Let's move to Welwyn Garden City - feature in The Guardian
I stumbled across this interesting piece on The Guardian’s website the other day featuring our neighbouring Garden City, Welwyn. The piece offers a snapshot of residential life in the town and worth a quick read. Read the full article on The Guardian’s website here
Following a little research (a quick phone call to our museum team) I found a little bit more about Welwyn Garden City…
Following the success of Letchworth, Ebenezer Howard was convinced that, in order to further promote his ideas, another Garden City was needed.

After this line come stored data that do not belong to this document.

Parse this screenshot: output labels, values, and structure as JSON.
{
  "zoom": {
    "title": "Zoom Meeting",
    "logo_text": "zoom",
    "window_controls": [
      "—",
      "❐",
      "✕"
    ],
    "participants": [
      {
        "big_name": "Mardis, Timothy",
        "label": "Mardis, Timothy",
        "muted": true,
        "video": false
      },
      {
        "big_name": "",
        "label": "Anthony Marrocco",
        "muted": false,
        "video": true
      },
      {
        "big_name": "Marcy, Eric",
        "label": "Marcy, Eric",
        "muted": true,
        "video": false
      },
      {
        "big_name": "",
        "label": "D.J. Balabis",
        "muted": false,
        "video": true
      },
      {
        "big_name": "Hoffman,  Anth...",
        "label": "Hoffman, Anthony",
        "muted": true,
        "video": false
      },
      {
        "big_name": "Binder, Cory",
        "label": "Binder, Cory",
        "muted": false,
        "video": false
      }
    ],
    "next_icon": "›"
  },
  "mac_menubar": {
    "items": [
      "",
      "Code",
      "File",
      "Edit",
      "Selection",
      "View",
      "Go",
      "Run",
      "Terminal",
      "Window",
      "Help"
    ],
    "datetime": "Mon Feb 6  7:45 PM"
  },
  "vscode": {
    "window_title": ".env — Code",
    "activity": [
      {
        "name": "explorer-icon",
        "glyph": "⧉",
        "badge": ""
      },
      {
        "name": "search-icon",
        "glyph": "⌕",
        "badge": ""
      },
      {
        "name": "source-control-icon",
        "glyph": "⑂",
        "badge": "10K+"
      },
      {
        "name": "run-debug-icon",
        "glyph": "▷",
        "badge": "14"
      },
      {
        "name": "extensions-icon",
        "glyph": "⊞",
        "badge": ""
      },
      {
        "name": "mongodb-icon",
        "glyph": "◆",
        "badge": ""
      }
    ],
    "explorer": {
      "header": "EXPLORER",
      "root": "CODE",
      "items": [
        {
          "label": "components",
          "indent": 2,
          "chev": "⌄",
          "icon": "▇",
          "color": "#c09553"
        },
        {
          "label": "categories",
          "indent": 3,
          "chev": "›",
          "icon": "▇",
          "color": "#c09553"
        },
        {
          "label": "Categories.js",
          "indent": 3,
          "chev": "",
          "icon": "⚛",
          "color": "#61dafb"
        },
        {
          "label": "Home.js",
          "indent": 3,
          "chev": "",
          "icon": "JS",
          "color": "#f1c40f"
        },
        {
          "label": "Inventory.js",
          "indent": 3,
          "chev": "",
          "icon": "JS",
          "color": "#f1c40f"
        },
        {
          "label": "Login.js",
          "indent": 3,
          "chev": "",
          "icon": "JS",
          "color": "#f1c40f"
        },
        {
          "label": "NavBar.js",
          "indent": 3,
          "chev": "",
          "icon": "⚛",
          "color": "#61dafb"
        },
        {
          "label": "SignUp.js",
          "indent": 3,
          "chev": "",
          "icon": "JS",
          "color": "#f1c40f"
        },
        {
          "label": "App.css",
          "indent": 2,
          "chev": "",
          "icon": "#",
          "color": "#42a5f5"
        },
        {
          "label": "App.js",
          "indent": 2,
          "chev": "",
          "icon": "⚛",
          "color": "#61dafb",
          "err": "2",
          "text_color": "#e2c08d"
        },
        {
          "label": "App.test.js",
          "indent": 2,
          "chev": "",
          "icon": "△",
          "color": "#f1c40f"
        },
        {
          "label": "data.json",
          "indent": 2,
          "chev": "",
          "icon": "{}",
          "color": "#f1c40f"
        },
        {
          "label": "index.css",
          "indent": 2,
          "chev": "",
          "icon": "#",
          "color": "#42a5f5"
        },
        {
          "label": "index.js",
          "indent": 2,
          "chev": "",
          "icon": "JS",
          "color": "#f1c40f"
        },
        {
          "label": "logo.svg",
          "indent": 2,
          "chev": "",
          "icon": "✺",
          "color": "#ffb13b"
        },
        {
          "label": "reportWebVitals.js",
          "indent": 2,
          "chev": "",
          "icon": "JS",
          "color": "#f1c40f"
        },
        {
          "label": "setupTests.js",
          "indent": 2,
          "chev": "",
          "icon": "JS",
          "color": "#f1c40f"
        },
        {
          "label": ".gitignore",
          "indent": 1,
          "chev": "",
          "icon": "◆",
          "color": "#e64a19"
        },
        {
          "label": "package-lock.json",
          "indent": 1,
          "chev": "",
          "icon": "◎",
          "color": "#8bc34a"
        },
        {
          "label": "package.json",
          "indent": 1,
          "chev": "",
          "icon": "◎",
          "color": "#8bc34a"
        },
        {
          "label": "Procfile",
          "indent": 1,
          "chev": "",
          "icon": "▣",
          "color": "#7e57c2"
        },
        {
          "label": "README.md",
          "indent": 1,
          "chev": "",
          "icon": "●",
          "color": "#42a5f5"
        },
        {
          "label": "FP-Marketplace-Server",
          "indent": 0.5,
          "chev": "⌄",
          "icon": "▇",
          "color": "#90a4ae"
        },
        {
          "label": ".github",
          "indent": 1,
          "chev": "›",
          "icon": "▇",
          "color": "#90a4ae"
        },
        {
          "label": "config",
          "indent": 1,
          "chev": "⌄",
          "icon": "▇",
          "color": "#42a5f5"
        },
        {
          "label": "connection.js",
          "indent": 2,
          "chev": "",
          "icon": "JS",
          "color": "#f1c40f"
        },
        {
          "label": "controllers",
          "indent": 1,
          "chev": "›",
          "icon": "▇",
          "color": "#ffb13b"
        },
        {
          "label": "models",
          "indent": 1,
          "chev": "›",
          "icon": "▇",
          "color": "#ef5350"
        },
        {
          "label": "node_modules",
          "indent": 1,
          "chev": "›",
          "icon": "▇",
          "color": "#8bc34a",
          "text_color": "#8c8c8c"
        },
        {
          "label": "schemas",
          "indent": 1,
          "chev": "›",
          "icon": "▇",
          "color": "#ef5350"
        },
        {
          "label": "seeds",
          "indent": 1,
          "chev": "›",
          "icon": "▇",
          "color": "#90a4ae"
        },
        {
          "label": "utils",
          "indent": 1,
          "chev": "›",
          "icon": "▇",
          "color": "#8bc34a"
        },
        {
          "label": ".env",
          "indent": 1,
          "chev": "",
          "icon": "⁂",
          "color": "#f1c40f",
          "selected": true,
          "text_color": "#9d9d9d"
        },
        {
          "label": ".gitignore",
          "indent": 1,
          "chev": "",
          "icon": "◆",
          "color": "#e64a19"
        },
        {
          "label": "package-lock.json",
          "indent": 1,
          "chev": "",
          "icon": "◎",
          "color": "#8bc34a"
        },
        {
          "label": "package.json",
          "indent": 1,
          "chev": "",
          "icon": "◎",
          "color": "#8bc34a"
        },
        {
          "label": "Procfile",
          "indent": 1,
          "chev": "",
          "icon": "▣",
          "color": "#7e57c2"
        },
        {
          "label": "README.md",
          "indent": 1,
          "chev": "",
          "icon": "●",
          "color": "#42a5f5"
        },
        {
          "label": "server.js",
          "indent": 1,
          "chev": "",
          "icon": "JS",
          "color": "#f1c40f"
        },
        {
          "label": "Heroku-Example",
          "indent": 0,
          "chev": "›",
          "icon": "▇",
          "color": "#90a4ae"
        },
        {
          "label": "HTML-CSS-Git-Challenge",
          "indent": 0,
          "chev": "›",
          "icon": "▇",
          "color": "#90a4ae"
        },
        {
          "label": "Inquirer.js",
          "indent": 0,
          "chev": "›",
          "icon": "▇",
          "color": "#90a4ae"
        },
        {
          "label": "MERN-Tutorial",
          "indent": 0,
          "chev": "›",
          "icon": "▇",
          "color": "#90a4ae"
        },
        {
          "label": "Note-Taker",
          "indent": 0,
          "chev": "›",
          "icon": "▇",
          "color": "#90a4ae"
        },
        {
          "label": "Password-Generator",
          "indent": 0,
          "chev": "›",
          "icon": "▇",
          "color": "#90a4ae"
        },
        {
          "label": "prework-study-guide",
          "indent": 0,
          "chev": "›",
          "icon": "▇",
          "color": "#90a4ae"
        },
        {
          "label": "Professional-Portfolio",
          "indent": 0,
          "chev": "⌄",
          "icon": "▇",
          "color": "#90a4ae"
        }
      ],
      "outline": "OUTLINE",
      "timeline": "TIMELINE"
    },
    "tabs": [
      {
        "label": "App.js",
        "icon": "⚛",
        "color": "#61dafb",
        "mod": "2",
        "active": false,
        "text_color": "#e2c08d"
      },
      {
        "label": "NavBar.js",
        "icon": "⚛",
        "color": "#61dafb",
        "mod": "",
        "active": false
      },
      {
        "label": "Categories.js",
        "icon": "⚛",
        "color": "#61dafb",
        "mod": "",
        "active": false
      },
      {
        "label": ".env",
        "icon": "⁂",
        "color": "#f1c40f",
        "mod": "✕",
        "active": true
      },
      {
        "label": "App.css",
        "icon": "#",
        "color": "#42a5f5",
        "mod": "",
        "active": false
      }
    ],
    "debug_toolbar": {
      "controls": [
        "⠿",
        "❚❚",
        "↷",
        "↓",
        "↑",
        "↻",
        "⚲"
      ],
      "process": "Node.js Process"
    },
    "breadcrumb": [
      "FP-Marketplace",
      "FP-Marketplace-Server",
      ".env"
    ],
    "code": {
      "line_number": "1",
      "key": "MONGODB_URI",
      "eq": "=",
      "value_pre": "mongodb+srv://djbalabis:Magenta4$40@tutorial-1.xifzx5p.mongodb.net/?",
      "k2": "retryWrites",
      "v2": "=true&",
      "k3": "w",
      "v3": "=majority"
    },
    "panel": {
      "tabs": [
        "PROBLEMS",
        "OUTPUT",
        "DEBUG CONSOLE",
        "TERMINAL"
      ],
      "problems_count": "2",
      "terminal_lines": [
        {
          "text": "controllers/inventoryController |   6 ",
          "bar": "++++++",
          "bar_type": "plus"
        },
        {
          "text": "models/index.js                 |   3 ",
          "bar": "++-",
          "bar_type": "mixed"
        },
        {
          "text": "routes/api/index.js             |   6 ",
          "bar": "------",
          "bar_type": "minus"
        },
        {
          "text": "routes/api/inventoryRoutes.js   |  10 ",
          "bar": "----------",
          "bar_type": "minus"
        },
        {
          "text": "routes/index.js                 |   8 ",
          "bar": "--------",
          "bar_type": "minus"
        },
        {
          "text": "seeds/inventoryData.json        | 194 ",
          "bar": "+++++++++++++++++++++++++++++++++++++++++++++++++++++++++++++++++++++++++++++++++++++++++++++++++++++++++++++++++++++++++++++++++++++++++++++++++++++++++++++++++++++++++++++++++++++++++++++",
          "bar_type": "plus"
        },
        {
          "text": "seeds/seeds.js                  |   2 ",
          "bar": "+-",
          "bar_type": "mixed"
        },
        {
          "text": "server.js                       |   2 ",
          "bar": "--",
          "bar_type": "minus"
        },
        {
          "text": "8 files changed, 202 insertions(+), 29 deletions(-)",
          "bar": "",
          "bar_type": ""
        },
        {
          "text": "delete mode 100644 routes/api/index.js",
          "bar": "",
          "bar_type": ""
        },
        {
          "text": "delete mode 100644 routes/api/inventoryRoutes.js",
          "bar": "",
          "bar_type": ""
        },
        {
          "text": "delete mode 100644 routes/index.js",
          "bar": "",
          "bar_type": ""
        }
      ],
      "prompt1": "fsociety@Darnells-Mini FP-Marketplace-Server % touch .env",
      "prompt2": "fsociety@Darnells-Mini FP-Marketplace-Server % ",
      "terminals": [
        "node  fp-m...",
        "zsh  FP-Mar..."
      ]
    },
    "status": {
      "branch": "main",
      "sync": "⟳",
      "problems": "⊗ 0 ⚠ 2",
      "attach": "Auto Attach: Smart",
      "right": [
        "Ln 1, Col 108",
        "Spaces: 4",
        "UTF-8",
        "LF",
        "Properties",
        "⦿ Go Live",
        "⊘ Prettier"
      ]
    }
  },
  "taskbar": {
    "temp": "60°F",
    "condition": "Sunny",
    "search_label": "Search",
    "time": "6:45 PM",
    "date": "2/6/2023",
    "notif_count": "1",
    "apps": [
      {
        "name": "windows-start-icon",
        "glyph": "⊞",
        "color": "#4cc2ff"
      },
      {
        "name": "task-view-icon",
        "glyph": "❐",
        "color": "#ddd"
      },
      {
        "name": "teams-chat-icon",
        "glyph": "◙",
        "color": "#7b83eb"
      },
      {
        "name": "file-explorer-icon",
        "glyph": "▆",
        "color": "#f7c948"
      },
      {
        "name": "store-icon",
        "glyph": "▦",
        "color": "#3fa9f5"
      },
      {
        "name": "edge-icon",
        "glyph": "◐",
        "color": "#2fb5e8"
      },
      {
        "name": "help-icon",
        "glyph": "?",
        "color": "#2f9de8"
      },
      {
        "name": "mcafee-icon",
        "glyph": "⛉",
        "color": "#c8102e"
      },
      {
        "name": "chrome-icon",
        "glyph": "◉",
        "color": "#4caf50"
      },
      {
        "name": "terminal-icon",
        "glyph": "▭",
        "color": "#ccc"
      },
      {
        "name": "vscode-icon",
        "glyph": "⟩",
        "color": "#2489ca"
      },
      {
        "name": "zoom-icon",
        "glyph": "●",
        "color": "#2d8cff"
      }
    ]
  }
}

On frequent train journeys from Letchworth to London, Howard himself had spotted a site close to Welwyn as an ideal location. The land, on the Panshanger estate, eventually became available and in 1919, Welwyn Garden City was born.
Lessons learnt during the building of Letchworth were applied to the new project, but the biggest and most influential difference between the two developments was the decision to appoint a single man to design the town, from its road layout to its window catches.
The man chosen was Louis de Soissons. He designed the town in the neo-Georgian style which was in vogue at the time, with its lines of windows and other architectural features, which gives Welwyn Garden City much of its special character.
Visitors to the town are advised to look up along the roads to see the lines that make the town ‘of a piece’ and the gaps between buildings through which the ever-present trees can be seen.
Where does Welwyn fit into the history of urban town planning?
- 1853 Saltaire
- 1888 Port Sunlight
- 1895 Bournville
- 1901 Brentham Garden Suburb
- 1903 Letchworth Garden City
- 1907 Hampstead Garden Suburb
- 1919 Welwyn Garden City
- 1947 Harlow (and other ‘new towns’)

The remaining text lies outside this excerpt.